The majority of women with cardiomyopathy have no problems during pregnancy and childbirth. However, in addition to genetic counseling, necessary for women in whom a genetic abnormality has been documented as a cause of cardiomyopathy, pregnancy imposes greater demands on the heart and the risk should be assessed by the treating cardiologist possibly in advance, and in any case at the beginning. of pregnancy.
It is important that the cardiologist and the obstetrician collaborate closely in the evaluation of the symptoms and the clinical status, i.e. the symptoms (NYHA class), and associated pathologies (e.g. anemia, iron deficiency, diabetes, arterial hypertension, etc.) patient.
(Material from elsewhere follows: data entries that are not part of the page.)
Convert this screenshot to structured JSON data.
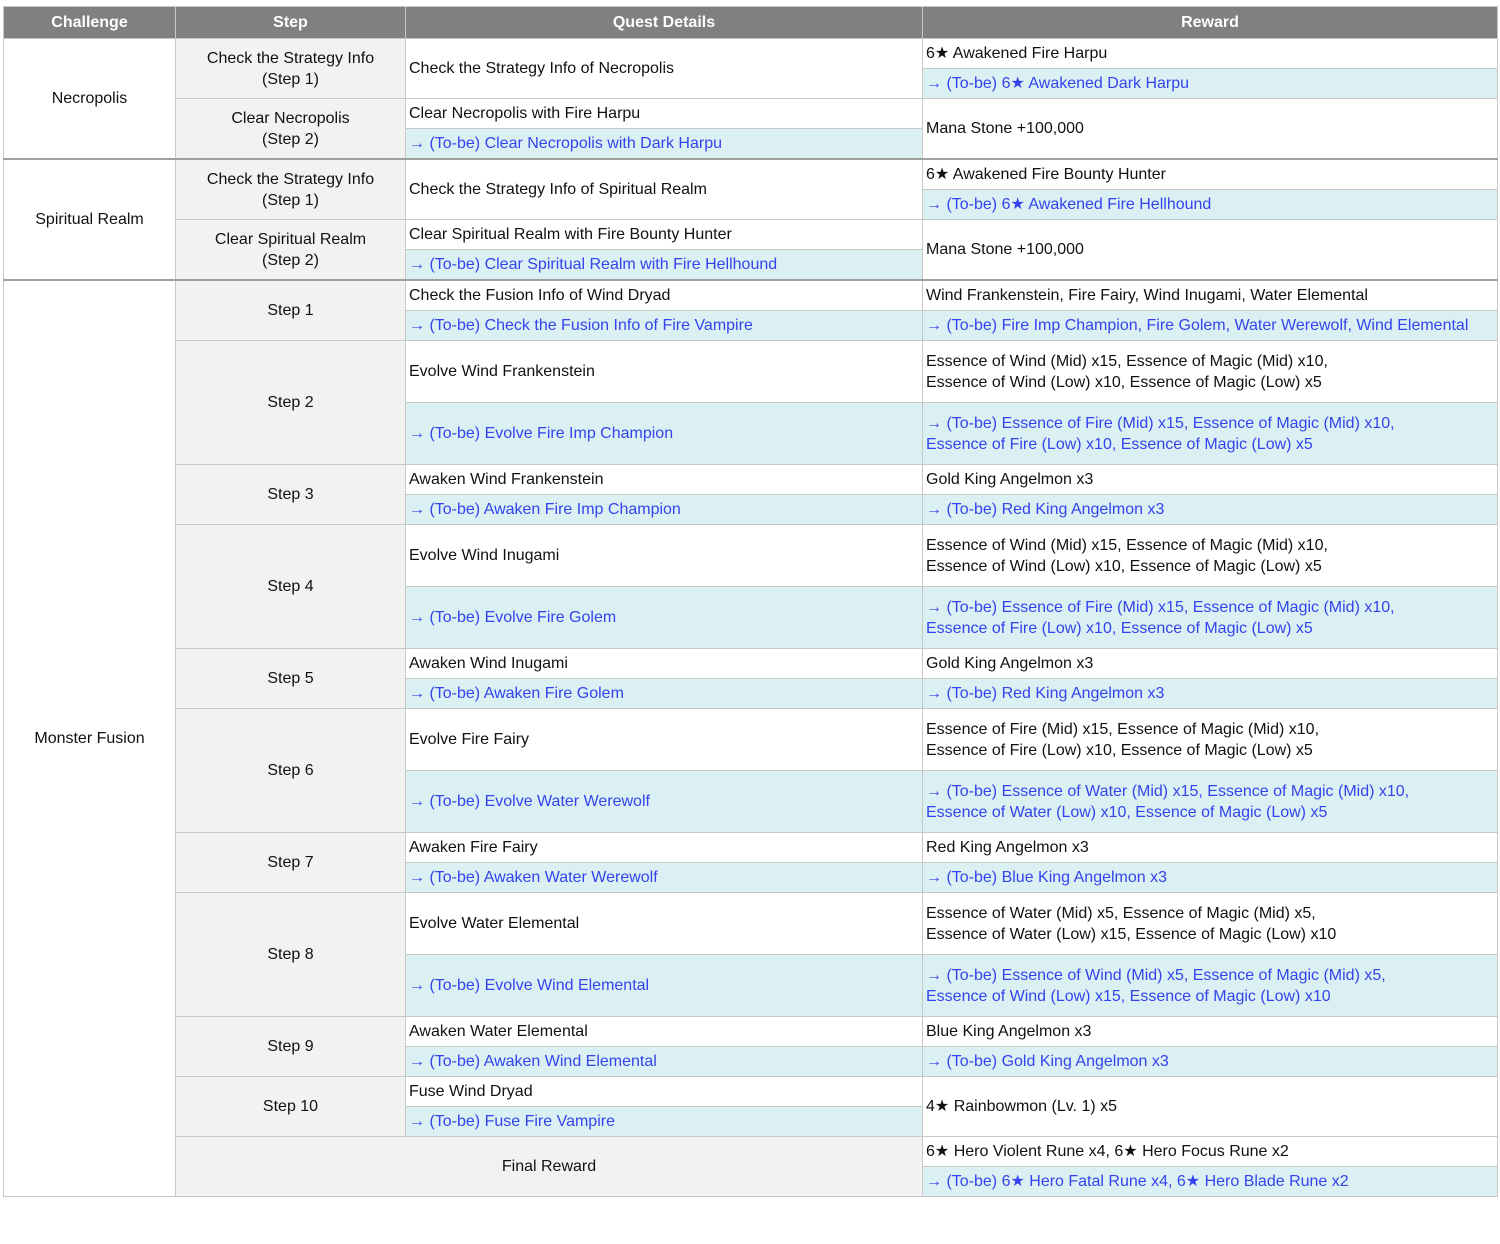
{
  "headers": [
    "Challenge",
    "Step",
    "Quest Details",
    "Reward"
  ],
  "colors": {
    "header_bg": "#808080",
    "step_bg": "#f2f2f2",
    "tobe_bg": "#dbf0f2",
    "tobe_text": "#3344ee"
  },
  "sections": [
    {
      "challenge": "Necropolis",
      "steps": [
        {
          "step": "Check the Strategy Info\n(Step 1)",
          "quest": "Check the Strategy Info of Necropolis",
          "quest_tobe": null,
          "reward": "6★ Awakened Fire Harpu",
          "reward_tobe": "→ (To-be) 6★ Awakened Dark Harpu"
        },
        {
          "step": "Clear Necropolis\n(Step 2)",
          "quest": "Clear Necropolis with Fire Harpu",
          "quest_tobe": "→ (To-be) Clear Necropolis with Dark Harpu",
          "reward": "Mana Stone +100,000",
          "reward_tobe": null
        }
      ]
    },
    {
      "challenge": "Spiritual Realm",
      "steps": [
        {
          "step": "Check the Strategy Info\n(Step 1)",
          "quest": "Check the Strategy Info of Spiritual Realm",
          "quest_tobe": null,
          "reward": "6★ Awakened Fire Bounty Hunter",
          "reward_tobe": "→ (To-be) 6★ Awakened Fire Hellhound"
        },
        {
          "step": "Clear Spiritual Realm\n(Step 2)",
          "quest": "Clear Spiritual Realm with Fire Bounty Hunter",
          "quest_tobe": "→ (To-be) Clear Spiritual Realm with Fire Hellhound",
          "reward": "Mana Stone +100,000",
          "reward_tobe": null
        }
      ]
    },
    {
      "challenge": "Monster Fusion",
      "steps": [
        {
          "step": "Step 1",
          "quest": "Check the Fusion Info of Wind Dryad",
          "quest_tobe": "→ (To-be) Check the Fusion Info of Fire Vampire",
          "reward": "Wind Frankenstein, Fire Fairy, Wind Inugami, Water Elemental",
          "reward_tobe": "→ (To-be) Fire Imp Champion, Fire Golem, Water Werewolf, Wind Elemental"
        },
        {
          "step": "Step 2",
          "quest": "Evolve Wind Frankenstein",
          "quest_tobe": "→ (To-be) Evolve Fire Imp Champion",
          "reward": "Essence of Wind (Mid) x15, Essence of Magic (Mid) x10,\nEssence of Wind (Low) x10, Essence of Magic (Low) x5",
          "reward_tobe": "→ (To-be) Essence of Fire (Mid) x15, Essence of Magic (Mid) x10,\nEssence of Fire (Low) x10, Essence of Magic (Low) x5"
        },
        {
          "step": "Step 3",
          "quest": "Awaken Wind Frankenstein",
          "quest_tobe": "→ (To-be) Awaken Fire Imp Champion",
          "reward": "Gold King Angelmon x3",
          "reward_tobe": "→ (To-be) Red King Angelmon x3"
        },
        {
          "step": "Step 4",
          "quest": "Evolve Wind Inugami",
          "quest_tobe": "→ (To-be) Evolve Fire Golem",
          "reward": "Essence of Wind (Mid) x15, Essence of Magic (Mid) x10,\nEssence of Wind (Low) x10, Essence of Magic (Low) x5",
          "reward_tobe": "→ (To-be) Essence of Fire (Mid) x15, Essence of Magic (Mid) x10,\nEssence of Fire (Low) x10, Essence of Magic (Low) x5"
        },
        {
          "step": "Step 5",
          "quest": "Awaken Wind Inugami",
          "quest_tobe": "→ (To-be) Awaken Fire Golem",
          "reward": "Gold King Angelmon x3",
          "reward_tobe": "→ (To-be) Red King Angelmon x3"
        },
        {
          "step": "Step 6",
          "quest": "Evolve Fire Fairy",
          "quest_tobe": "→ (To-be) Evolve Water Werewolf",
          "reward": "Essence of Fire (Mid) x15, Essence of Magic (Mid) x10,\nEssence of Fire (Low) x10, Essence of Magic (Low) x5",
          "reward_tobe": "→ (To-be) Essence of Water (Mid) x15, Essence of Magic (Mid) x10,\nEssence of Water (Low) x10, Essence of Magic (Low) x5"
        },
        {
          "step": "Step 7",
          "quest": "Awaken Fire Fairy",
          "quest_tobe": "→ (To-be) Awaken Water Werewolf",
          "reward": "Red King Angelmon x3",
          "reward_tobe": "→ (To-be) Blue King Angelmon x3"
        },
        {
          "step": "Step 8",
          "quest": "Evolve Water Elemental",
          "quest_tobe": "→ (To-be) Evolve Wind Elemental",
          "reward": "Essence of Water (Mid) x5, Essence of Magic (Mid) x5,\nEssence of Water (Low) x15, Essence of Magic (Low) x10",
          "reward_tobe": "→ (To-be) Essence of Wind (Mid) x5, Essence of Magic (Mid) x5,\nEssence of Wind (Low) x15, Essence of Magic (Low) x10"
        },
        {
          "step": "Step 9",
          "quest": "Awaken Water Elemental",
          "quest_tobe": "→ (To-be) Awaken Wind Elemental",
          "reward": "Blue King Angelmon x3",
          "reward_tobe": "→ (To-be) Gold King Angelmon x3"
        },
        {
          "step": "Step 10",
          "quest": "Fuse Wind Dryad",
          "quest_tobe": "→ (To-be) Fuse Fire Vampire",
          "reward": "4★ Rainbowmon (Lv. 1) x5",
          "reward_tobe": null
        }
      ],
      "final": {
        "label": "Final Reward",
        "reward": "6★ Hero Violent Rune x4, 6★ Hero Focus Rune x2",
        "reward_tobe": "→ (To-be) 6★ Hero Fatal Rune x4, 6★ Hero Blade Rune x2"
      }
    }
  ]
}
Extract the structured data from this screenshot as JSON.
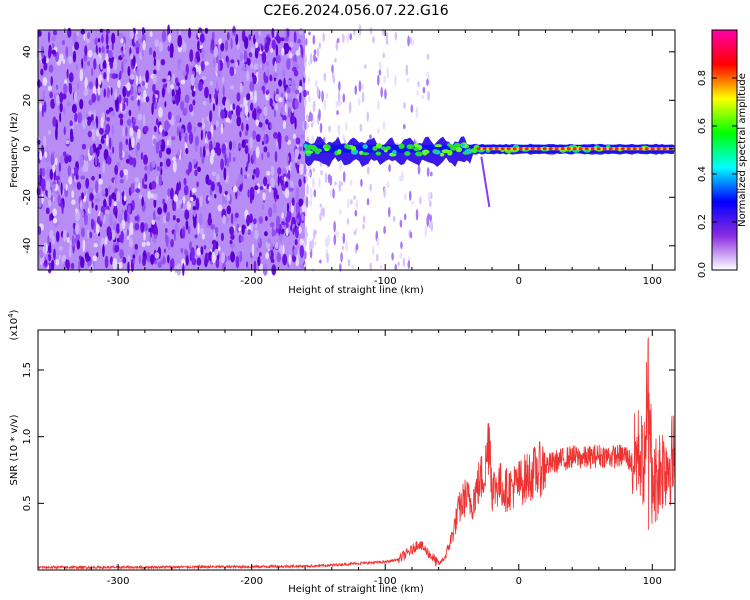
{
  "title": "C2E6.2024.056.07.22.G16",
  "colors": {
    "line": "#ee3333",
    "spectro_bg": "#8a3cf0",
    "ridge": "#ee3333"
  },
  "chart_data": [
    {
      "type": "heatmap",
      "title": "C2E6.2024.056.07.22.G16",
      "xlabel": "Height of straight line (km)",
      "ylabel": "Frequency (Hz)",
      "xlim": [
        -360,
        117
      ],
      "ylim": [
        -50,
        49
      ],
      "x_ticks": [
        -300,
        -200,
        -100,
        0,
        100
      ],
      "x_tick_labels": [
        "-300",
        "-200",
        "-100",
        "0",
        "100"
      ],
      "y_ticks": [
        -40,
        -20,
        0,
        20,
        40
      ],
      "y_tick_labels": [
        "-40",
        "-20",
        "0",
        "20",
        "40"
      ],
      "ridge": {
        "frequency": 0,
        "x_start": -160,
        "x_end": 117
      },
      "noise_region": {
        "dense_until": -160,
        "sparse_until": -65
      },
      "colorbar": {
        "label": "Normalized spectral amplitude",
        "range": [
          0.0,
          1.0
        ],
        "ticks": [
          0.0,
          0.2,
          0.4,
          0.6,
          0.8
        ],
        "tick_labels": [
          "0.0",
          "0.2",
          "0.4",
          "0.6",
          "0.8"
        ],
        "colormap": [
          "#ffffff",
          "#8a2be2",
          "#0000ff",
          "#00ffff",
          "#00ff00",
          "#ffff00",
          "#ff0000",
          "#ff00aa"
        ]
      }
    },
    {
      "type": "line",
      "xlabel": "Height of straight line (km)",
      "ylabel": "SNR (10 * v/v)",
      "y_multiplier": "(x10",
      "y_multiplier_exp": "4",
      "y_multiplier_close": ")",
      "xlim": [
        -360,
        117
      ],
      "ylim": [
        0,
        1.8
      ],
      "x_ticks": [
        -300,
        -200,
        -100,
        0,
        100
      ],
      "x_tick_labels": [
        "-300",
        "-200",
        "-100",
        "0",
        "100"
      ],
      "y_ticks": [
        0.5,
        1.0,
        1.5
      ],
      "y_tick_labels": [
        "0.5",
        "1.0",
        "1.5"
      ],
      "series": [
        {
          "color": "#ee3333",
          "x": [
            -360,
            -300,
            -200,
            -150,
            -120,
            -100,
            -90,
            -80,
            -75,
            -70,
            -65,
            -60,
            -55,
            -50,
            -45,
            -40,
            -35,
            -30,
            -25,
            -22,
            -20,
            -15,
            -10,
            -5,
            0,
            10,
            20,
            30,
            40,
            50,
            60,
            70,
            80,
            85,
            90,
            95,
            97,
            100,
            105,
            110,
            117
          ],
          "y": [
            0.02,
            0.02,
            0.025,
            0.03,
            0.05,
            0.06,
            0.08,
            0.15,
            0.2,
            0.15,
            0.1,
            0.04,
            0.1,
            0.25,
            0.45,
            0.55,
            0.5,
            0.65,
            0.75,
            1.05,
            0.6,
            0.65,
            0.6,
            0.62,
            0.65,
            0.72,
            0.78,
            0.82,
            0.85,
            0.84,
            0.86,
            0.85,
            0.86,
            0.8,
            0.9,
            0.75,
            1.6,
            0.6,
            0.75,
            0.8,
            0.85
          ]
        }
      ]
    }
  ]
}
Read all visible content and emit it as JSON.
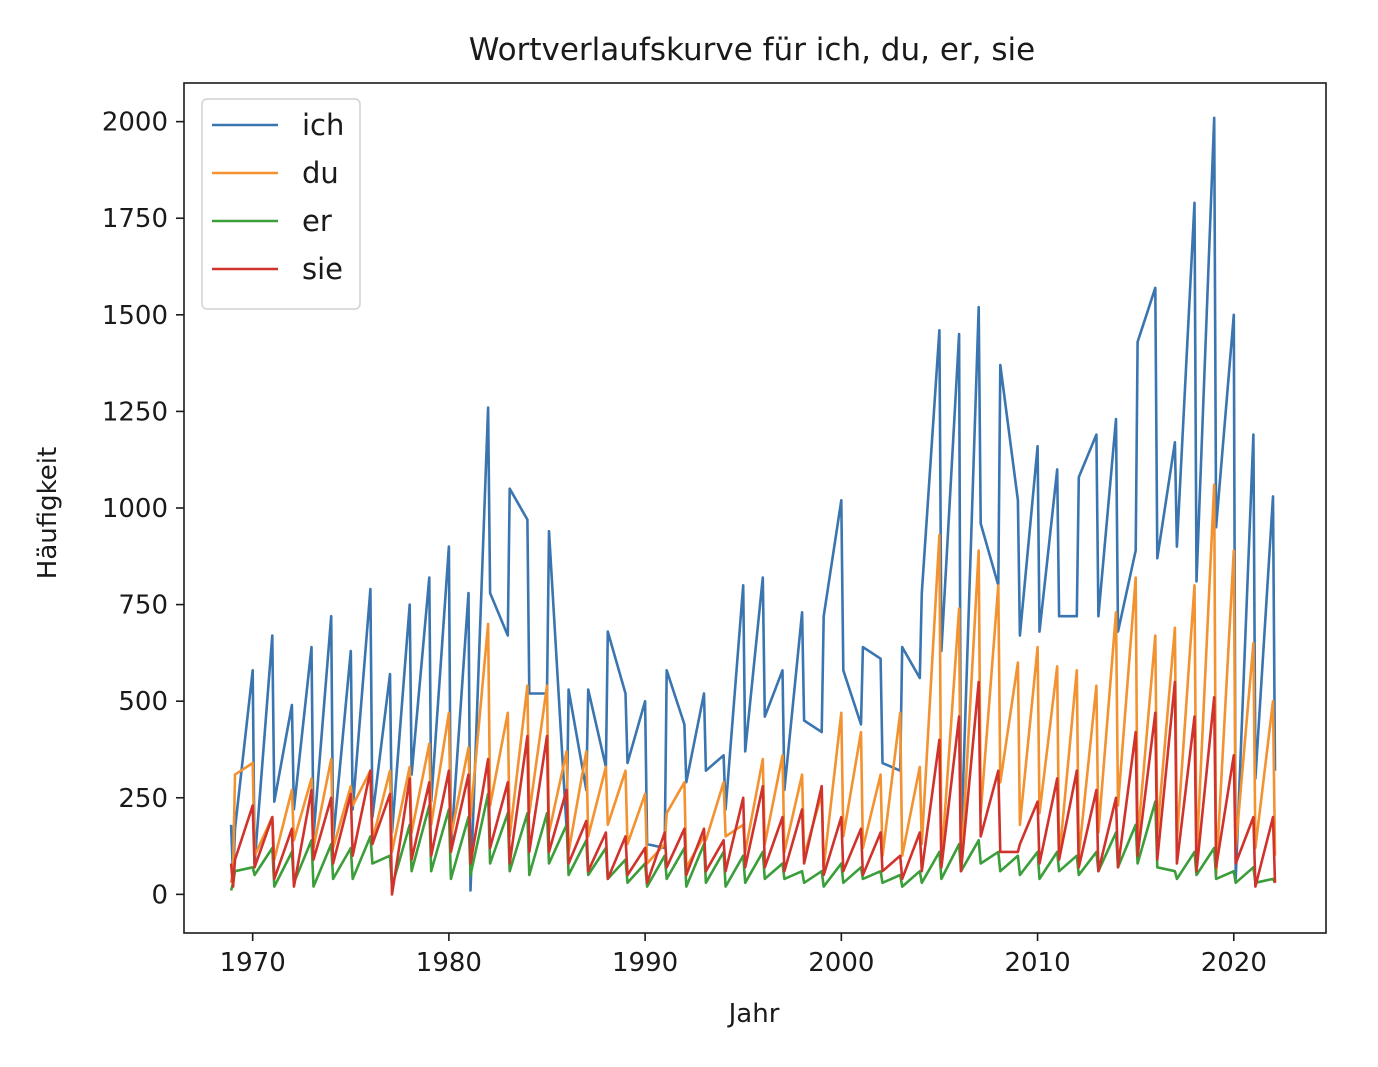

Based on this and the results of the instrumental tests (e.g. evaluation of the gradient in obstructive hypertrophic cardiomyopathy and / or mitral regurgitation) it is necessary to evaluate the possibility that the symptoms may worsen and therefore the risk of heart failure, in addition to the risk of possible onset. of arrhythmias. The risk depends on the type of cardiomyopathy and the clinical status of the patient and based on this, monitoring in pregnancy should be established (eg every month, 2 or 3 months).
Pharmacological therapy must take into account both the well-known relative or absolute contraindications for some drugs in pregnancy, and its necessity based on the clinical status of the patient. For example, it is not usually necessary to discontinue beta-blocker drugs, but fetal growth should be evaluated periodically. Amiodarone should be suspended, as well as Disopyramide, Verapamil, Diltiazem, unless they are deemed indispensable.
If anticoagulation is necessary, it is preferable to use Vit K antagonist anticoagulants, (eg Coumadin, Sintrom) only after the first trimester and up to 36 weeks, with their replacement with low molecular weight heparin near birth.
Electrical cardioversion can be practiced, possibly in the presence of an obstetrician.
Delivery can be spontaneous if the patient is asymptomatic or with mild symptoms (Class I and II), but it is preferable that it is planned even if vaginally.
A caesarean section is indicated in all patients with cardiomyopathy with severe moderate symptoms and poor compensation (Class III), with obstructive hypertrophic cardiomyopathy, on anticoagulant therapy, and with a high risk of decompensation or arrhythmias during spontaneous delivery.
During delivery, spinal anesthesia should be avoided, and oxytocin given only as a slow infusion if really needed.
The patient's heart rhythm should be monitored constantly during delivery.
In patients with ICD, this should not be turned off.
The patient should be kept in the hospital for 24-48 hours after delivery.